31.7.11

Angèle und Tony

Frankreich 2010 (Angèle und Tony) Regie: Alix Delaporte mit Clotilde Hesme, Grégory Gadebois, Evelyne Didi 87 Min. FSK ab 6

„Angèle und Tony" ist ein französischer Film. Aber vor allem einer des exzellenten Freiburger Verleihers Koolfilm, der im Laufe der Jahre eine Schatzkiste ausgezeichneter Arthouse-Perlen wie „Nokan", Louise hires a contract killer" oder „Eldorado" versammelt hat. Dies ist schon die erste Empfehlung für den Erstling von Alix Delaporte. Die Geschichte einer Mutter, die um das Erziehungsrecht ihres Sohnes kämpft, wurde zwar schon oft erzählt, aber so gekonnt reduziert, mit so exzellenten Schauspielern vor rauer Küstenkulisse hat man sie noch nie sehen dürfen.

Angèle gewinnt nicht sofort Sympathien: Die junge, schlaksige Frau mit den stechend blauen Augen unter den roten Haaren besorgt sich mit schnellem Sex im Stehen eine Spielzeug-Actionfigur. Das von einer Kontaktanzeige eingeleitete Treffen mit Tony (Grégory Gadebois) klappt nicht. Der rundliche, ältere Fischer kommt zu spät und darf sie noch zur Arbeit in der Fabrik fahren. Dort stiehlt sie nur ein Fahrrad, um zum Kindergarten ihres kleinen Sohnes zu gelangen. Das Geschenk für den morgigen Geburtstag traut sie sich dann doch nicht persönlich zu übergeben und drückt das Spielzeug dem Schwiegervater in die Hand, bevor sie wieder unruhig verschwindet...

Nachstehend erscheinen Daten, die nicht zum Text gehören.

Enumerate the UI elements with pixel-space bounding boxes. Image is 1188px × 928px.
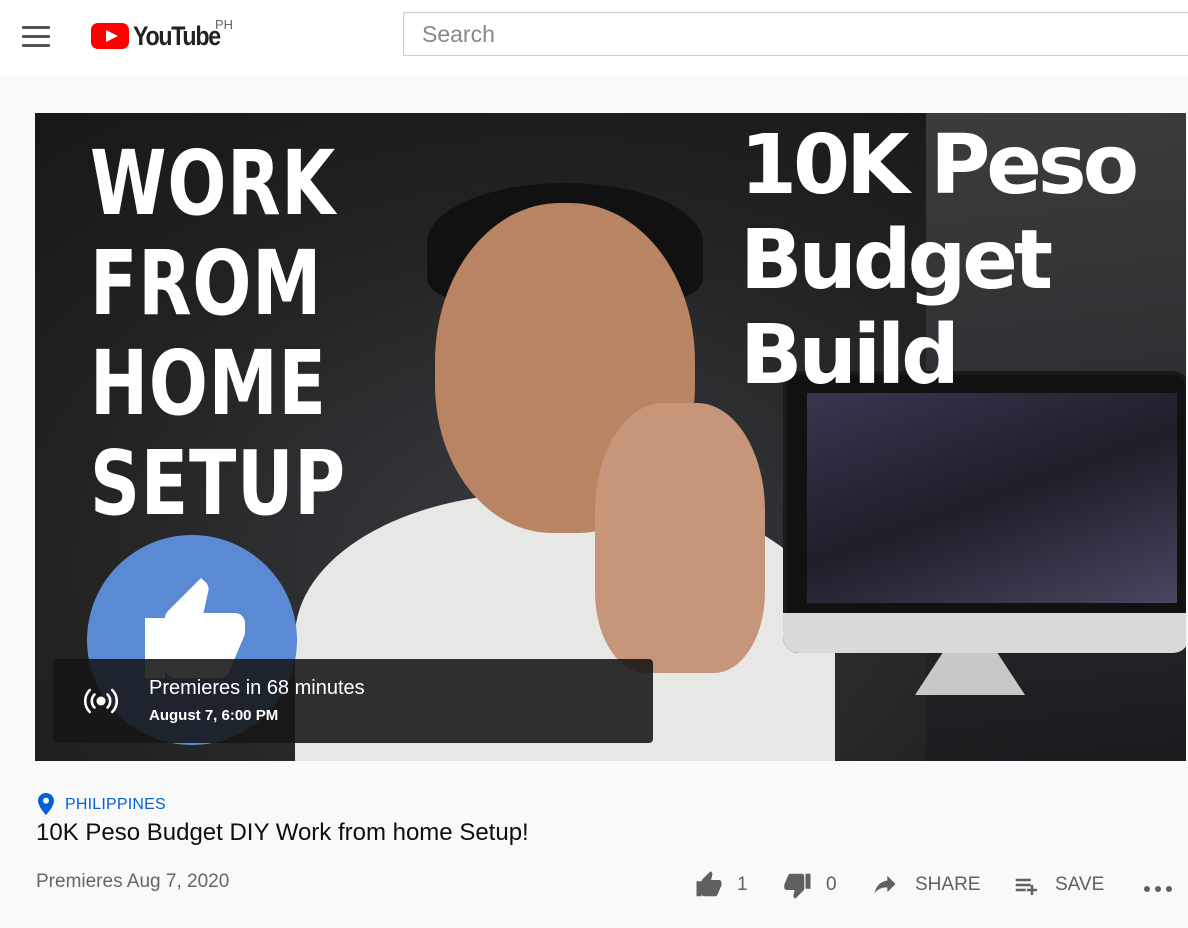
more-actions-icon[interactable] bbox=[1143, 884, 1173, 894]
share-arrow-icon bbox=[874, 875, 896, 894]
thumbnail-text-left: WORK FROM HOME SETUP bbox=[90, 131, 346, 535]
thumbs-down-icon bbox=[784, 873, 811, 899]
like-button[interactable]: 1 bbox=[694, 868, 754, 904]
video-title: 10K Peso Budget DIY Work from home Setup… bbox=[36, 819, 529, 846]
premiere-countdown-banner: Premieres in 68 minutes August 7, 6:00 P… bbox=[53, 659, 653, 743]
share-button[interactable]: SHARE bbox=[871, 868, 981, 904]
premiere-datetime: August 7, 6:00 PM bbox=[149, 707, 279, 724]
top-bar: YouTube PH bbox=[0, 0, 1188, 76]
youtube-play-icon bbox=[91, 23, 129, 49]
broadcast-icon bbox=[83, 688, 119, 714]
save-label: SAVE bbox=[1055, 874, 1105, 895]
dislike-count: 0 bbox=[826, 874, 837, 895]
like-count: 1 bbox=[737, 874, 748, 895]
location-pin-icon bbox=[38, 793, 54, 815]
dislike-button[interactable]: 0 bbox=[783, 868, 843, 904]
thumbnail-monitor-bezel bbox=[783, 613, 1186, 653]
hamburger-icon[interactable] bbox=[22, 26, 50, 48]
thumbs-up-icon bbox=[696, 871, 722, 897]
playlist-add-icon bbox=[1015, 878, 1037, 895]
logo-text: YouTube bbox=[133, 21, 221, 51]
save-button[interactable]: SAVE bbox=[1012, 868, 1112, 904]
thumbnail-thumbs-up-hand bbox=[595, 403, 765, 673]
thumbnail-monitor-screen bbox=[807, 393, 1177, 603]
region-code: PH bbox=[215, 17, 234, 32]
thumbnail-text-right: 10K Peso Budget Build bbox=[740, 118, 1139, 403]
location-text[interactable]: PHILIPPINES bbox=[65, 796, 166, 814]
search-box[interactable] bbox=[403, 12, 1188, 56]
video-player[interactable]: WORK FROM HOME SETUP 10K Peso Budget Bui… bbox=[35, 113, 1186, 761]
thumbnail-monitor bbox=[783, 371, 1186, 653]
premiere-status: Premieres in 68 minutes bbox=[149, 677, 365, 699]
share-label: SHARE bbox=[915, 874, 981, 895]
search-input[interactable] bbox=[404, 13, 1188, 55]
premiere-date-text: Premieres Aug 7, 2020 bbox=[36, 871, 230, 892]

Chaotisch, ratlos, ängstlich. Das erkennt auch Tony, der gutmütige, ehrliche Kerl mit dem weichem Gesicht, der sich nichts vormacht und direkt meint, Angèle würde nicht zu ihm passen und brauche sowieso besser jemanden aus der Stadt. Trotzdem bleibt sie sehr direkt und zudringlich. Nicht nur körperlich, sondern auch was das Zimmer bei Tony und den Job im Fischhandel der Familie angeht. Sie tut alles, um ihren Sohn wiederzubekommen, den sie zwei Jahre lang nicht gesehen hat. Sie spielt Hausfrau und nimmt Fische aus. Will sie auch die Fischer-Familie ausnehmen, die vor einem halben Jahr ihr Oberhaupt verloren hat? Tony weiß nicht, was er mit ihr anfangen soll, und macht das einzig richtige - distanziert bleiben. Er spielt den Unnahbaren, weil er weiß, dass sie ihn nicht liebt, sie spielt daraufhin eifersüchtig und so finden sie doch zueinander.

Irgendwann erkennt man: Tony kein einfältiger Fischer mit Motorrad, sondern ein ziemlich cooler Typ. Ebenso wandelt sich der Film - anfangs rätselt man ein wenig, erwartet Dramen. Später lacht Angèle immer mehr und der Zuschauer lächelt mit. Autorin und Regisseurin Alix Delaporte erzählt in ihrem Debüt angenehm reduziert, nicht nur was die Länge betrifft. Die großen Emotionen und das warme Piano tauchen erst auf, als Mutter und Sohn zusammen auf dem Fahrrad unterwegs sind. Es gibt ganz tolle Momente gerade wenn die Handlung ruht und nur die Stimmung zwischen den Personen eingefangen wird. Zum Gelingen dieses außergewöhnlichen und schönen Films tragen die bemerkenswerten Schauspieler bei: Clotilde Hesme fiel schon in „Der fliegende Händler", damals mit schwarzen Haaren, auf. Grégory Gadebois ist Mitglied der angesehenen Comédie Française. Es gelingt beiden, eine große Anziehung spüren zu lassen, auch wenn sie noch den richtigen Moment finden muss.